Really Flint, for a guy that argues that the rest of us are economic dolts, you're looking pretty pathetic. Since you're interested in the subject of Walmart and have read, but misunderstood, what they were up to, let me give you a highly simplified tutorial:

(1) Maximize corporate income (volume x margin)
  (a) raise volume through lower prices
  (b) use whatever techniques necessary to keep the best margin possible while doing this. Strategies
       include: (i) economies of scale (ii) market power (iii) government subsidy (iv) theft (v) fraud
       (vi) conspiracy.
(2) Pay minimum taxes.
  (a) Use creative "accounting" to show minimal profits to the IRS, while a different creative "accounting"
        to show shareholders maximal profits.
  (b) Obtain wherever possible tax credits, deferments, etc.
(3) Never, ever pay a dividend. Dividends are taxed and it is challenging to give them only to the "right" shareholders.
(4) Do not pay employees decent wages or give any benefits you can avoid. These just raise costs.
(5) Do not pay management oversized salaries.
  (a) salaries are taxed as income, you don't keep as much this way.

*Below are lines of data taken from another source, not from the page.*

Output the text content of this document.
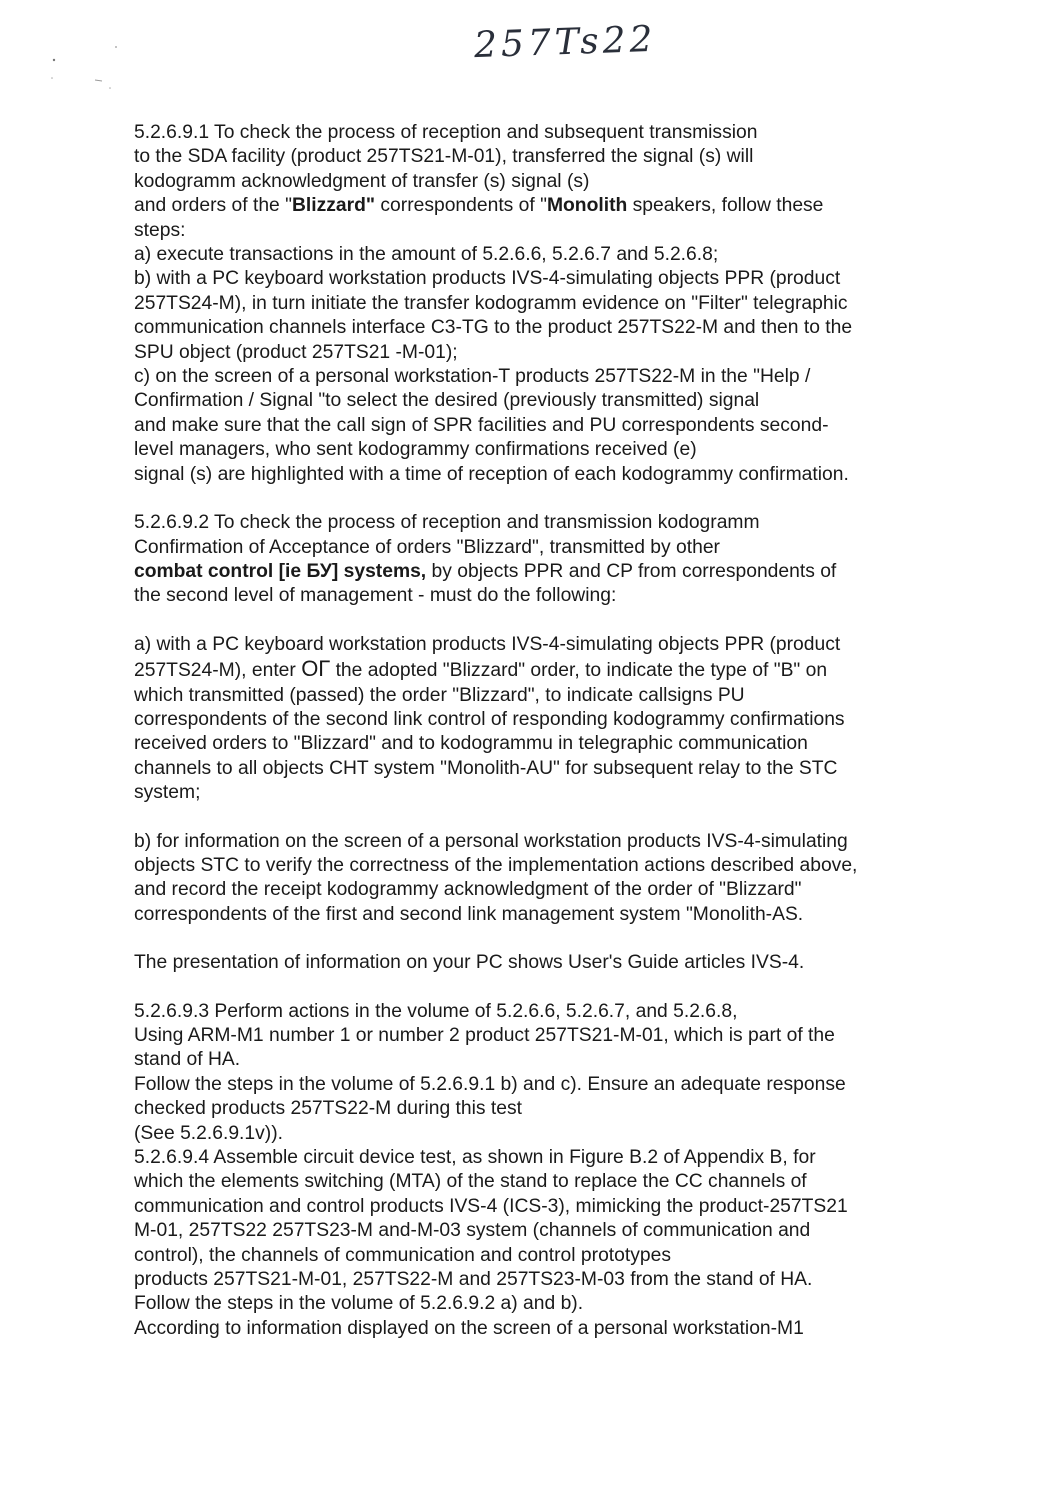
257Ts22

5.2.6.9.1 To check the process of reception and subsequent transmission

to the SDA facility (product 257TS21-M-01), transferred the signal (s) will

kodogramm acknowledgment of transfer (s) signal (s)

and orders of the "Blizzard" correspondents of "Monolith speakers, follow these

steps:

a) execute transactions in the amount of 5.2.6.6, 5.2.6.7 and 5.2.6.8;

b) with a PC keyboard workstation products IVS-4-simulating objects PPR (product

257TS24-M), in turn initiate the transfer kodogramm evidence on "Filter" telegraphic

communication channels interface C3-TG to the product 257TS22-M and then to the

SPU object (product 257TS21 -M-01);

c) on the screen of a personal workstation-T products 257TS22-M in the "Help /

Confirmation / Signal "to select the desired (previously transmitted) signal

and make sure that the call sign of SPR facilities and PU correspondents second-

level managers, who sent kodogrammy confirmations received (e)

signal (s) are highlighted with a time of reception of each kodogrammy confirmation.

5.2.6.9.2 To check the process of reception and transmission kodogramm

Confirmation of Acceptance of orders "Blizzard", transmitted by other

combat control [ie БУ] systems, by objects PPR and CP from correspondents of

the second level of management - must do the following:

a) with a PC keyboard workstation products IVS-4-simulating objects PPR (product

257TS24-M), enter ОГ the adopted "Blizzard" order, to indicate the type of "B" on

which transmitted (passed) the order "Blizzard", to indicate callsigns PU

correspondents of the second link control of responding kodogrammy confirmations

received orders to "Blizzard" and to kodogrammu in telegraphic communication

channels to all objects CHT system "Monolith-AU" for subsequent relay to the STC

system;

b) for information on the screen of a personal workstation products IVS-4-simulating

objects STC to verify the correctness of the implementation actions described above,

and record the receipt kodogrammy acknowledgment of the order of "Blizzard"

correspondents of the first and second link management system "Monolith-AS.

The presentation of information on your PC shows User's Guide articles IVS-4.

5.2.6.9.3 Perform actions in the volume of 5.2.6.6, 5.2.6.7, and 5.2.6.8,

Using ARM-M1 number 1 or number 2 product 257TS21-M-01, which is part of the

stand of HA.

Follow the steps in the volume of 5.2.6.9.1 b) and c). Ensure an adequate response

checked products 257TS22-M during this test

(See 5.2.6.9.1v)).

5.2.6.9.4 Assemble circuit device test, as shown in Figure B.2 of Appendix B, for

which the elements switching (MTA) of the stand to replace the CC channels of

communication and control products IVS-4 (ICS-3), mimicking the product-257TS21

M-01, 257TS22 257TS23-M and-M-03 system (channels of communication and

control), the channels of communication and control prototypes

products 257TS21-M-01, 257TS22-M and 257TS23-M-03 from the stand of HA.

Follow the steps in the volume of 5.2.6.9.2 a) and b).

According to information displayed on the screen of a personal workstation-M1
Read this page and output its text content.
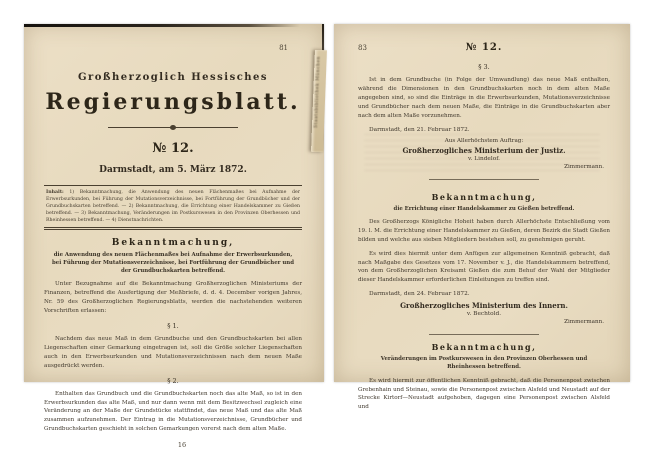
Staatsbibliothek München
81
Großherzoglich Hessisches
Regierungsblatt.
№ 12.
Darmstadt, am 5. März 1872.
Inhalt: 1) Bekanntmachung, die Anwendung des neuen Flächenmaßes bei Aufnahme der Erwerbsurkunden, bei Führung der Mutationsverzeichnisse, bei Fortführung der Grundbücher und der Grundbuchskarten betreffend. — 2) Bekanntmachung, die Errichtung einer Handelskammer zu Gießen betreffend. — 3) Bekanntmachung, Veränderungen im Postkurswesen in den Provinzen Oberhessen und Rheinhessen betreffend. — 4) Dienstnachrichten.
Bekanntmachung,
die Anwendung des neuen Flächenmaßes bei Aufnahme der Erwerbsurkunden, bei Führung der Mutationsverzeichnisse, bei Fortführung der Grundbücher und der Grundbuchskarten betreffend.
Unter Bezugnahme auf die Bekanntmachung Großherzoglichen Ministeriums der Finanzen, betreffend die Ausfertigung der Meßbriefe, d. d. 4. December vorigen Jahres, Nr. 59 des Großherzoglichen Regierungsblatts, werden die nachstehenden weiteren Vorschriften erlassen:
§ 1.
Nachdem das neue Maß in dem Grundbuche und den Grundbuchskarten bei allen Liegenschaften einer Gemarkung eingetragen ist, soll die Größe solcher Liegenschaften auch in den Erwerbsurkunden und Mutationsverzeichnissen nach dem neuen Maße ausgedrückt werden.
§ 2.
Enthalten das Grundbuch und die Grundbuchskarten noch das alte Maß, so ist in den Erwerbsurkunden das alte Maß, und nur dann wenn mit dem Besitzwechsel zugleich eine Veränderung an der Maße der Grundstücke stattfindet, das neue Maß und das alte Maß zusammen aufzunehmen. Der Eintrag in die Mutationsverzeichnisse, Grundbücher und Grundbuchskarten geschieht in solchen Gemarkungen vorerst nach dem alten Maße.
16
83	№ 12.
§ 3.
Ist in dem Grundbuche (in Folge der Umwandlung) das neue Maß enthalten, während die Dimensionen in den Grundbuchskarten noch in dem alten Maße angegeben sind, so sind die Einträge in die Erwerbsurkunden, Mutationsverzeichnisse und Grundbücher nach dem neuen Maße, die Einträge in die Grundbuchskarten aber nach dem alten Maße vorzunehmen.
Darmstadt, den 21. Februar 1872.
Aus Allerhöchstem Auftrag:
Großherzogliches Ministerium der Justiz.
v. Lindelof.
Zimmermann.
Bekanntmachung,
die Errichtung einer Handelskammer zu Gießen betreffend.
Des Großherzogs Königliche Hoheit haben durch Allerhöchste Entschließung vom 19. l. M. die Errichtung einer Handelskammer zu Gießen, deren Bezirk die Stadt Gießen bilden und welche aus sieben Mitgliedern bestehen soll, zu genehmigen geruht.
Es wird dies hiermit unter dem Anfügen zur allgemeinen Kenntniß gebracht, daß nach Maßgabe des Gesetzes vom 17. November v. J., die Handelskammern betreffend, von dem Großherzoglichen Kreisamt Gießen die zum Behuf der Wahl der Mitglieder dieser Handelskammer erforderlichen Einleitungen zu treffen sind.
Darmstadt, den 24. Februar 1872.
Großherzogliches Ministerium des Innern.
v. Bechtold.
Zimmermann.
Bekanntmachung,
Veränderungen im Postkurswesen in den Provinzen Oberhessen und Rheinhessen betreffend.
Es wird hiermit zur öffentlichen Kenntniß gebracht, daß die Personenpost zwischen Grebenhain und Steinau, sowie die Personenpost zwischen Alsfeld und Neustadt auf der Strecke Kirtorf—Neustadt aufgehoben, dagegen eine Personenpost zwischen Alsfeld und
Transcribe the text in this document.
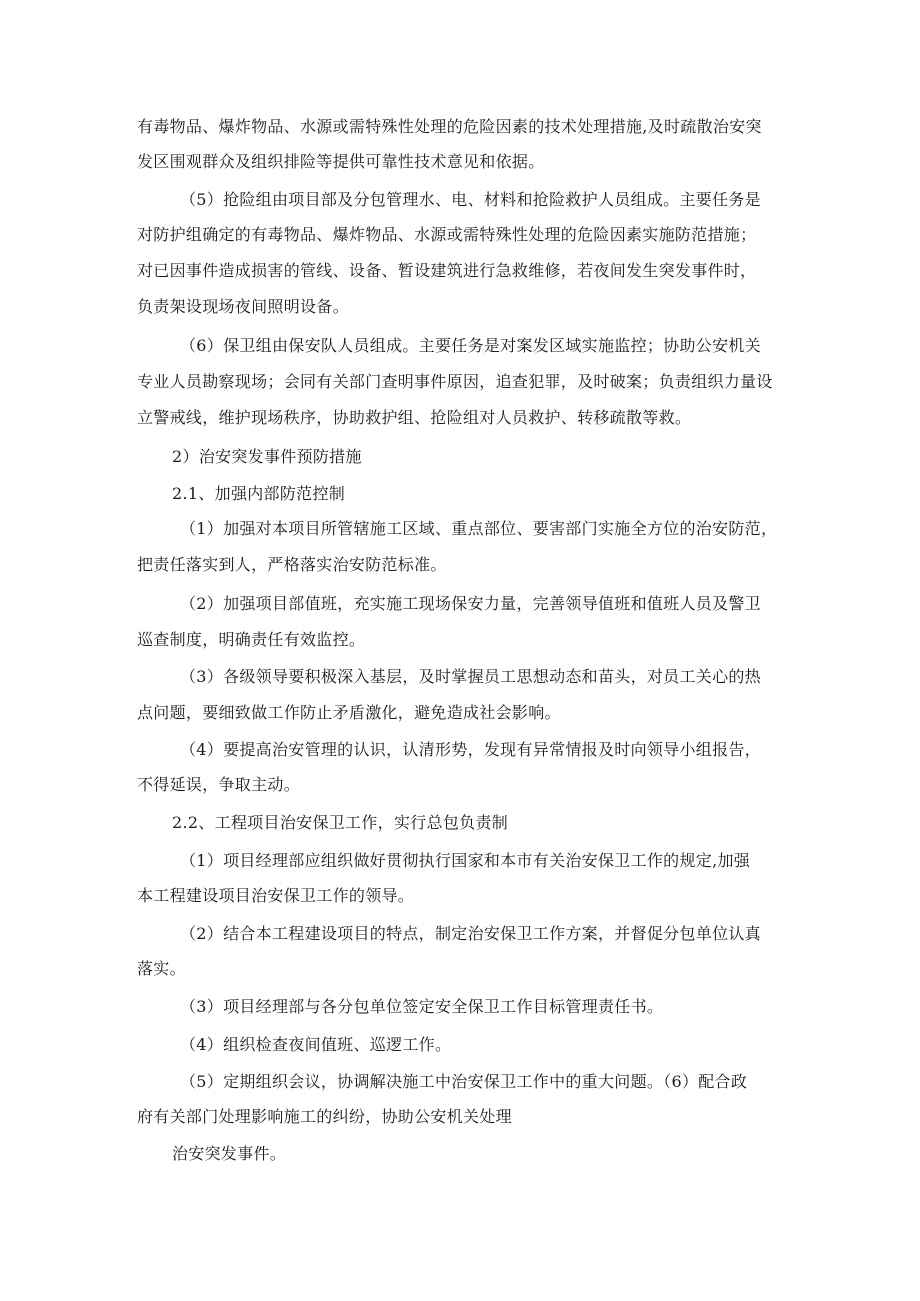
有毒物品、爆炸物品、水源或需特殊性处理的危险因素的技术处理措施,及时疏散治安突
发区围观群众及组织排险等提供可靠性技术意见和依据。
（5）抢险组由项目部及分包管理水、电、材料和抢险救护人员组成。主要任务是
对防护组确定的有毒物品、爆炸物品、水源或需特殊性处理的危险因素实施防范措施；
对已因事件造成损害的管线、设备、暂设建筑进行急救维修，若夜间发生突发事件时，
负责架设现场夜间照明设备。
（6）保卫组由保安队人员组成。主要任务是对案发区域实施监控；协助公安机关
专业人员勘察现场；会同有关部门查明事件原因，追查犯罪，及时破案；负责组织力量设
立警戒线，维护现场秩序，协助救护组、抢险组对人员救护、转移疏散等救。
2）治安突发事件预防措施
2.1、加强内部防范控制
（1）加强对本项目所管辖施工区域、重点部位、要害部门实施全方位的治安防范，
把责任落实到人，严格落实治安防范标准。
（2）加强项目部值班，充实施工现场保安力量，完善领导值班和值班人员及警卫
巡查制度，明确责任有效监控。
（3）各级领导要积极深入基层，及时掌握员工思想动态和苗头，对员工关心的热
点问题，要细致做工作防止矛盾激化，避免造成社会影响。
（4）要提高治安管理的认识，认清形势，发现有异常情报及时向领导小组报告，
不得延误，争取主动。
2.2、工程项目治安保卫工作，实行总包负责制
（1）项目经理部应组织做好贯彻执行国家和本市有关治安保卫工作的规定,加强
本工程建设项目治安保卫工作的领导。
（2）结合本工程建设项目的特点，制定治安保卫工作方案，并督促分包单位认真
落实。
（3）项目经理部与各分包单位签定安全保卫工作目标管理责任书。
（4）组织检查夜间值班、巡逻工作。
（5）定期组织会议，协调解决施工中治安保卫工作中的重大问题。（6）配合政
府有关部门处理影响施工的纠纷，协助公安机关处理
治安突发事件。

  (b) Not all of management "deserve" to dip into the money stream. Only a special few may
        drink from the well.
(6) Walmart's expanding profits (NOT MARGIN; PROFITS) will result in rising market valuation - this is where the real money is made.
     (a) Favorable tax treatment for "capital gains"
     (b) Unlimited upside, only requires a greater fool to pay a higher price. Fools are born at an
          alarming rate, so this is a slam-dunk.
(7) Use stock options to inflate the float while directing the new shares to the special few. Ordinary shareholders
     will fall for this dilutional sucker-punch every time.
(8) Use the magic of every share of stock is worth what the last trade price (i.e. the excepted standard for stock
    valuation) to convince bankers that your newly minted stock is worth a bundle.
(9) Borrow as needed against this "equity".
(10) Get all offspring listed in Forbes World's Richest People.
(11) Lobby like #### to repeal the inheritance tax so the family can keep it all in perpetuity.
(12) Lather, Rinse Repeat.

This is why the Waltons are filthy rich and you are not. You have no idea how the game is played. Seriously, if you are wondering why the energy and chemical moguls are lobbying hard for trading pollution credits, then you really ought to ask yourself "What do they know that I don't know ?" Instead you think you're smarter than them. Nothing could be further from the truth.